Healthcare assistants expected to do nurse tasks without enough training

Healthcare assistants are being expected to do the work of nurses without adequate training or proper supervision, according to a survey by Unison.

According to the survey of 2000 healthcare assistants (HCA’s) across the UK, 63% of the support workers who took part reported that they were being left to care for patients without enough support from doctors and nurses.

The majority of respondents are working in hospitals, as well as in mental health, community settings and GP practices, and 39% said they did not feel comfortable that those they were caring for were safe.

Around half said that they had not received adequate training for performing tasks such as dressing the wounds of patients, giving out medication and changing stoma bags.

Also, two in five (41%) said they were asked to carry out tasks without adequate training more often than last winter, and over a third (37%) said they were asked to perform tasks without supervision more frequently than last year.

On the back of the survey results, Unison said it was calling on the government to address staffing issues so that HCA’s could feel “properly supported and patients received the care they deserve.”

The growing trend of HCA’s acting as nurse substitutes has sparked concern that patients may receive inferior or potentially unsafe care because they do not have the same skills, and is the latest illustration of the NHS’s staffing crisis.
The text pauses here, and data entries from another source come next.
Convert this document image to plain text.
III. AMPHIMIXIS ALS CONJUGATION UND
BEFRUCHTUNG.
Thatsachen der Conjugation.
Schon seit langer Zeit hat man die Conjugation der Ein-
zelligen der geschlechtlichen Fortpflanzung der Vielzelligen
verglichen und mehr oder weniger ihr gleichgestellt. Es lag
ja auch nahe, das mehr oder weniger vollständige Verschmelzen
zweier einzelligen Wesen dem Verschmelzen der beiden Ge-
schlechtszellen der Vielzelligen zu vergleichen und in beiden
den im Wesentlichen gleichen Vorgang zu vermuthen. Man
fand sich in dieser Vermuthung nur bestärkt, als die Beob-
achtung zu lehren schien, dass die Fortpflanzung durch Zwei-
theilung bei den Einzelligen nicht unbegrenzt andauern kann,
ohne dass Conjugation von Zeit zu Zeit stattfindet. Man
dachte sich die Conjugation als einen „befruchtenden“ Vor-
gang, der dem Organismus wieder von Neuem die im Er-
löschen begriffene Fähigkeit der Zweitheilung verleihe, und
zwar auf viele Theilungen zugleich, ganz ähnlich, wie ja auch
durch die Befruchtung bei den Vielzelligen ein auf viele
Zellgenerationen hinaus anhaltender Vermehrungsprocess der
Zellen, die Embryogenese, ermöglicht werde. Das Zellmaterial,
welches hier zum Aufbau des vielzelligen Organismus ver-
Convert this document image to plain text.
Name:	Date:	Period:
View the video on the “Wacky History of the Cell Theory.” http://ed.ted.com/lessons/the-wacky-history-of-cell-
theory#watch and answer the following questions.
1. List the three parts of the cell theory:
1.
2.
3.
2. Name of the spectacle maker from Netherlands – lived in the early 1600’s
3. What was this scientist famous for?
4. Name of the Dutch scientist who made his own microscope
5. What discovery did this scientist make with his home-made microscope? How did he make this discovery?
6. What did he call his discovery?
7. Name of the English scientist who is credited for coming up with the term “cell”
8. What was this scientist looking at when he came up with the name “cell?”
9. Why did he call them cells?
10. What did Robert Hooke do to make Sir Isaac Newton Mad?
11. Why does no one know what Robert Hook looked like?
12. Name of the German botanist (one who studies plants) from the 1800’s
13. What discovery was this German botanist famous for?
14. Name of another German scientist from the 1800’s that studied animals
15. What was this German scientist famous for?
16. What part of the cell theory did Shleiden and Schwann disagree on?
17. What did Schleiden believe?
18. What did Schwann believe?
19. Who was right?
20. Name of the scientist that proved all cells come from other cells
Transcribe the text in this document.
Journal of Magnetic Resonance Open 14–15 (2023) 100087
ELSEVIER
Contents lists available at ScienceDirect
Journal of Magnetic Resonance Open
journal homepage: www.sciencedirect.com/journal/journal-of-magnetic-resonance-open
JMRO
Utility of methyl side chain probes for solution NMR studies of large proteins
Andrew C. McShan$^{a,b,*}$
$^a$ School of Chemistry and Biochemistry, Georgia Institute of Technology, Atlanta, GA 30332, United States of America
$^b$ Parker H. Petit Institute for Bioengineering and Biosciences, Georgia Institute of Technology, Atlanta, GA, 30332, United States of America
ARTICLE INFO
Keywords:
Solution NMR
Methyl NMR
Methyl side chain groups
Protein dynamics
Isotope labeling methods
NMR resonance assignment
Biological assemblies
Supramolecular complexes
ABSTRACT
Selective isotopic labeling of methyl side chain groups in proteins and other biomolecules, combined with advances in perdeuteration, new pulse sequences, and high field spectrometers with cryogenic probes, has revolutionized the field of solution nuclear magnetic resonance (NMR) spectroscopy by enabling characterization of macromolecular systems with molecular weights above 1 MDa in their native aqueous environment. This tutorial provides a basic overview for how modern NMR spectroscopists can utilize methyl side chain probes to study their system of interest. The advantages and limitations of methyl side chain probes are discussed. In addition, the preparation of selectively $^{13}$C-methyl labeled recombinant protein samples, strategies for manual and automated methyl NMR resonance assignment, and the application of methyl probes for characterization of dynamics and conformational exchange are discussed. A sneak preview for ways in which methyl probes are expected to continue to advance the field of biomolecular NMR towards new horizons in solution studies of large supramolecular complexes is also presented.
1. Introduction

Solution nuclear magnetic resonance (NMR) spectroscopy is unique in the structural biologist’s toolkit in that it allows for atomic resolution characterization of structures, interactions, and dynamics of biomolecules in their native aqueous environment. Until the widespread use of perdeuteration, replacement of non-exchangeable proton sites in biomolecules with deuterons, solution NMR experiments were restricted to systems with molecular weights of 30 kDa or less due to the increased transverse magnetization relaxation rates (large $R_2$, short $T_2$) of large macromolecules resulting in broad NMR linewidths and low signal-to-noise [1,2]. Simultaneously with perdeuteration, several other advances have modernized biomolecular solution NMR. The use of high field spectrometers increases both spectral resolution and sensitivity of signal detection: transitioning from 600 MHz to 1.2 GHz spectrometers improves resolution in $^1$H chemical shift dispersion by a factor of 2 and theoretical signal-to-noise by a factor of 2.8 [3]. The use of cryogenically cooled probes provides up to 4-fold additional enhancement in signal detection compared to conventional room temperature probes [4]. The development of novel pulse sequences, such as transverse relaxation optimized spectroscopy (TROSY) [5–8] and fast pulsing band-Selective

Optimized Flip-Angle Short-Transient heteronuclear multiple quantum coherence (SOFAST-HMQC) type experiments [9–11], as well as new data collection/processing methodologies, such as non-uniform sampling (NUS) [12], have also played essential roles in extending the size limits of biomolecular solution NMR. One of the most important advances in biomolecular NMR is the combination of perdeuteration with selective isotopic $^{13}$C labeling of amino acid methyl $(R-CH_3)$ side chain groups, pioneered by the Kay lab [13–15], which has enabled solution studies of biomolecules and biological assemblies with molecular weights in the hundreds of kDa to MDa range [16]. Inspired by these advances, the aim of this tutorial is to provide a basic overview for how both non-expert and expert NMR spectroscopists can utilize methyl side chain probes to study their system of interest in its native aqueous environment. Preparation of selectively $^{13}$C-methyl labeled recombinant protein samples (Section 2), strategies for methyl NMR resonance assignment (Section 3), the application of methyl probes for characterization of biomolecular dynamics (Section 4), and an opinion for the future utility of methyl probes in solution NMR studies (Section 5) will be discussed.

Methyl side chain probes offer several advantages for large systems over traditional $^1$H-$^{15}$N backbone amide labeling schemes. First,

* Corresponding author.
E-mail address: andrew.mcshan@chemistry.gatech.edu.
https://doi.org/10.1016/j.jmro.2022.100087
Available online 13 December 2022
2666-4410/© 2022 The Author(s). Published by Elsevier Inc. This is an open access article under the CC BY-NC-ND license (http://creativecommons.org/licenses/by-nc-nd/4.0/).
A Department of Health and Social Care spokesperson said: “Healthcare assistants are key members of the NHS workforce and employers must ensure they are supported to deliver safe care to patients as part of a wider team of doctors and nurses. We know the NHS have never worked harder.”

The creeping expansion of HCA’s roles, linked to the NHS in England’s shortfall of 40,000 nurses, has led to what the Royal College of Nursing (RCN) reported to be “nursing on the cheap”.

The RCN’s general secretary, Janet Davies, said: “Support workers play an extremely important role, but they should supplement the work of nurses, not replace them. It’s unfair on HCAs to expect them to deliver care they have not been trained for. It’s also unfair on patients.”

Health outcomes improve with more registered nursed on duty. The government must not allow nursing on the cheap, and increasing the supply of registered nurses must be a priority,” she added.